Por Fernando Buen Abad:
Esta
historia está abierta, es, como toda semiosis viva, un
proceso dialéctico inacabado, un campo en disputa, un llamado a pensar,
decir y hacer lo humano desde otras claves, con otras voces, hacia otros
mundos posibles. Nuestra relación entre el humanismo y la comunicación
no es una línea recta ni una anécdota cultural de coyuntura; es un campo
de batalla onto-semiótico, atravesado por disputas económicas y con
ellas de sentido, poder, ética y estética, que requiere ser narrado,
comprendido y transformado desde una perspectiva radicalmente
crítica: nuestra Filosofía de la Semiosis. No se trata de rastrear
únicamente los vínculos entre el pensamiento humanista y las prácticas
comunicacionales, sino de problematizar dialécticamente cómo ambos
procesos co-evolucionan, se transforman mutuamente y, en ciertas
coyunturas, se potencian para alumbrar horizontes emancipadores o, por
el contrario, para reforzar sistemas de opresión disfrazados de progreso
humanitario.
En su acepción más rigurosa el humanismo implica una construcción
histórica de sentido que define lo que se entiende por “ser humano”, qué
dignidades le corresponden, qué saberes lo constituyen y qué fines
deben orientar su existencia. Desde la Antigüedad grecolatina, donde el
concepto de paideia comenzaba a perfilar una ética formativa del
ciudadano, hasta las formas renacentistas y socialistas del humanismo,
se ha librado una lucha semiótica por la hegemonía del signo “humano”.
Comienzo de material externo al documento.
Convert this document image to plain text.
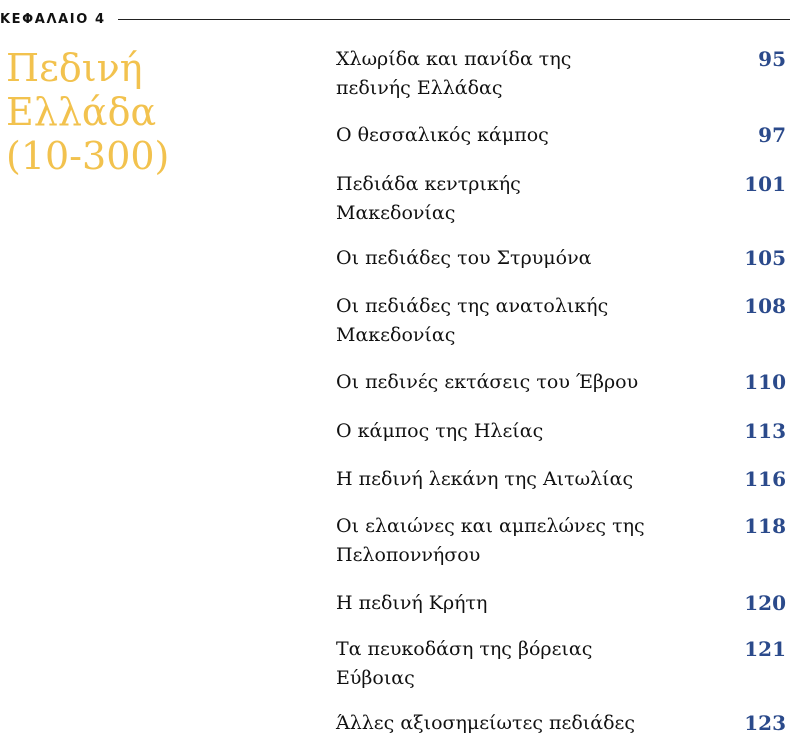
ΚΕΦΑΛΑΙΟ 4
Πεδινή
Ελλάδα
(10-300)
Χλωρίδα και πανίδα της
πεδινής Ελλάδας
95
Ο θεσσαλικός κάμπος	97
Πεδιάδα κεντρικής
Μακεδονίας
101
Οι πεδιάδες του Στρυμόνα	105
Οι πεδιάδες της ανατολικής
Μακεδονίας
108
Οι πεδινές εκτάσεις του Έβρου	110
Ο κάμπος της Ηλείας	113
Η πεδινή λεκάνη της Αιτωλίας	116
Οι ελαιώνες και αμπελώνες της
Πελοποννήσου
118
Η πεδινή Κρήτη	120
Τα πευκοδάση της βόρειας
Εύβοιας
121
Άλλες αξιοσημείωτες πεδιάδες	123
Esa lucha no ha cesado. Por el contrario, se ha intensificado en el
escenario contemporáneo, en el cual el capitalismoimpone una
mutación poshumanista funcional a sus intereses tecnocráticos y
deshumanizantes. La especie y el planeta están en riesgo.
Nuestra Filosofía de la Semiosis entiende que todo proceso de
significación es también un proceso de producción material de
subjetividades. La categoría “ser humano” no es una esencia metafísica
ni un axioma naturalista; es un signo histórico en disputa, cargado de
intereses, interpretantes y contextos, que fluctúa según las
correlaciones de fuerza entre clases, pueblos, ideologías y
tecnologías. Nuestrohumanismo, entonces, no es unívoco. Hay
humanismos revolucionarios—como el de Marx, Gramsci, Mariátegui, Fanon o
Freire— y hay “humanismos” coloniales de la hipocresía y el engaño,
moralistas o filantrópicos que han servido para justificar guerras,
exclusiones o paternalismos. Comprender críticamente esta polisemia del
humanismo es esencial para pensar su articulación con la comunicación.
Entendemos que la comunicación es, al mismo tiempo, condición y campo
del humanismo. Toda concepción de lo humano implica una concepción de
la comunicación. Ningún modelo revolucionario puede sostenerse sin una
teoría, explícita o implícita, del lenguaje, del intercambio simbólico y
de las prácticas significantes que configuran los vínculos sociales. La
comunicación, en sentido filosófico, no es sólo transmisión de
mensajes; es una praxis semiótica mediante la cual se constituye la
conciencia, se instituyen los valores, se reproduce la cultura y se
organiza el poder.
En este sentido, el vínculo entre humanismo y comunicación no es
accidental ni externo. Se trata de una relación constitutiva,
dialéctica. Cada etapa del pensamiento humanista ha emergido en diálogo
con modelos específicos de comunicación. El Renacimiento, por ejemplo,
no habría sido posible sin la invención de la imprenta y el auge del
discurso epistolar. La Ilustración se cimentó sobre una esfera pública
burguesa que postulaba la racionalidad comunicativa como base del
progreso. El socialismo científico articuló un humanismo de nuevo tipo
con formas alternativas de comunicación militante, desde los panfletos
hasta la prensa obrera. Y en nuestros días, las luchas por un nuevo
orden mundial de la información y la comunicación no pueden separarse de
las luchas por un humanismo descolonizador, intercultural y solidario.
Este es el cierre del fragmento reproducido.